Sun, 01 August 2010  05:54:58
Sloshed
15 Mar, 2006 09:10:26
Sri Lanka's balance of payments records US$100 mn surplus
Mar. 15 (LBO) – Sri Lanka's balance of payments (BOP) has recorded a US$100 million surplus for the two-months to February, the Central Bank said Wednesday as it stayed pat on interest rates for the third straight month.
A balance of payments is a record of a nation's total payments to foreign countries, including the price of imports and the outflow of capital, along with the total receipts from abroad, including the price of exports and the inflow of capital.

Higher inflows of tsunami related aid and private remittances from countrymen residing overseas helped swell Sri Lanka's BOP to record a US$501 million surplus in 2005.

Gross official reserves of the Central Bank have risen to US$2.7 billion (3.6 months of imports) by end February 2006, while the country's total reserves have topped US$4.2 billion (5.6 months of imports) as at end January 2006, the bank said.

The island's trade deficit – the broadest measure of international trade – may widen this year, weighed down by hefty import bill, but higher inward remittances (up 26 percent to US$ 213 million in January 2006), will help contain the current account deficit.

Meanwhile, the bank left policy rates at current levels, as it expects the 25 basis point hike last December to put the brakes on money supply growth.

"The Monetary Board has decided to maintain the policy interest rates of the Central Bank at their current levels and to continue with the conduct of open market operations to decelerate the monetary expansion to the desired path," the statement said.

The overnight repurchase rate remains at 8.75 percent and the reverse repurchase rate stays at 10.25 percent.

The repurchase rate is the return on cash deposited by commercial banks with the Central Bank and the reverse repurchase rate is the cost of borrowing from the Central Bank.

However, persistent excess liquidity in the system has increased the importance of the repurchase rate.

Investors were not surprised by the bank's decision as authorities continue to maintain that inflation will 'moderate' this year.

"With inflation still on a downward trend, there is little immediate pressure to increase rates, and the Central Bank will be keen to maintain the growth momentum provided by low interest rates," says Economist Channa Amaratunga of Boston Asset Management, a boutique firm that offers fund management services.

While a rate hike could curb economic growth, a rate cut could fuel inflation, in a country which has weak fiscal policies and loss-making state corporations driving credit growth.
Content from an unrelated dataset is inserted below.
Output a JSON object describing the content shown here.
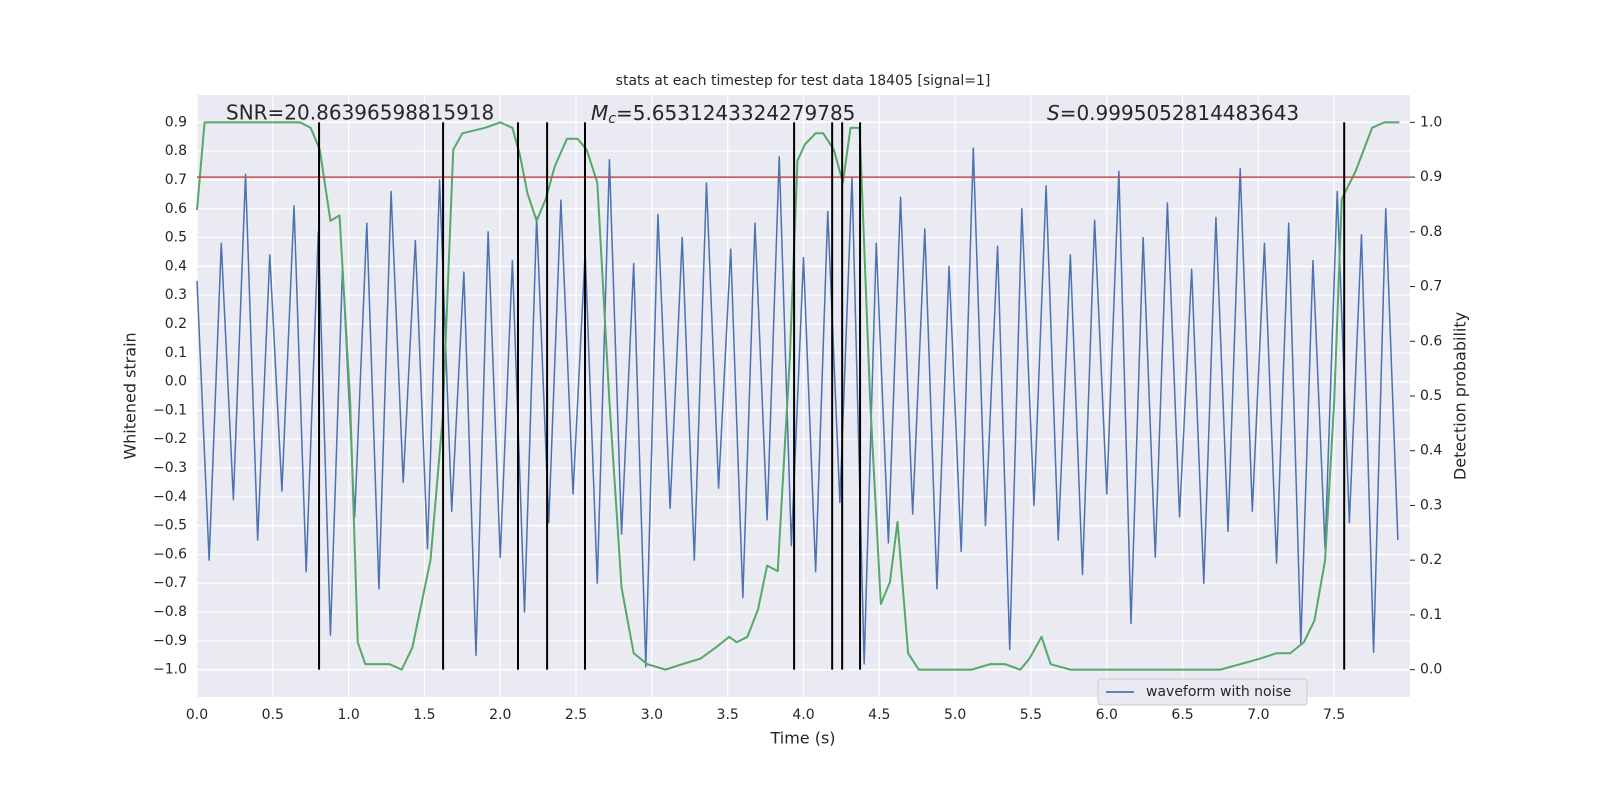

Inflation in this tropical island of 19.5 million people, has been fuelled by expansionary fiscal policy and loose monetary policy since 2004.

However, the country's inflation rate slipped to 10.3 percent in February from 11.1 per cent in January, based on the 12-month moving average.

"Given the declining inflationary scenario, inflation should further drop in March due to seasonal factors and supply improvements that would help the food index to take a breather," says Hasitha Premaratne, Head of Research at HNB Stockbrokers.

"In 2006, inflation is expected to remain within the projected levels while the country would continue with its growth momentum," the statement said.

The bank expects inflation to average under eight percent this year from a high of 10 percent in 2005.

However, the island's money supply growth remains high, fueled by credit expansion and improving foreign reserves.

Broad money, which peaked at 21.5 percent in October 2005 as a result of the higher credit expansion to the private and public sectors, has declined to 20.0 percent by January.

"We expect it [broad money] to decelerate further with the continuation of the current monetary policy stance. This would help mitigate inflationary pressures further," the statement said.

The next monetary policy announcement is scheduled for April 12.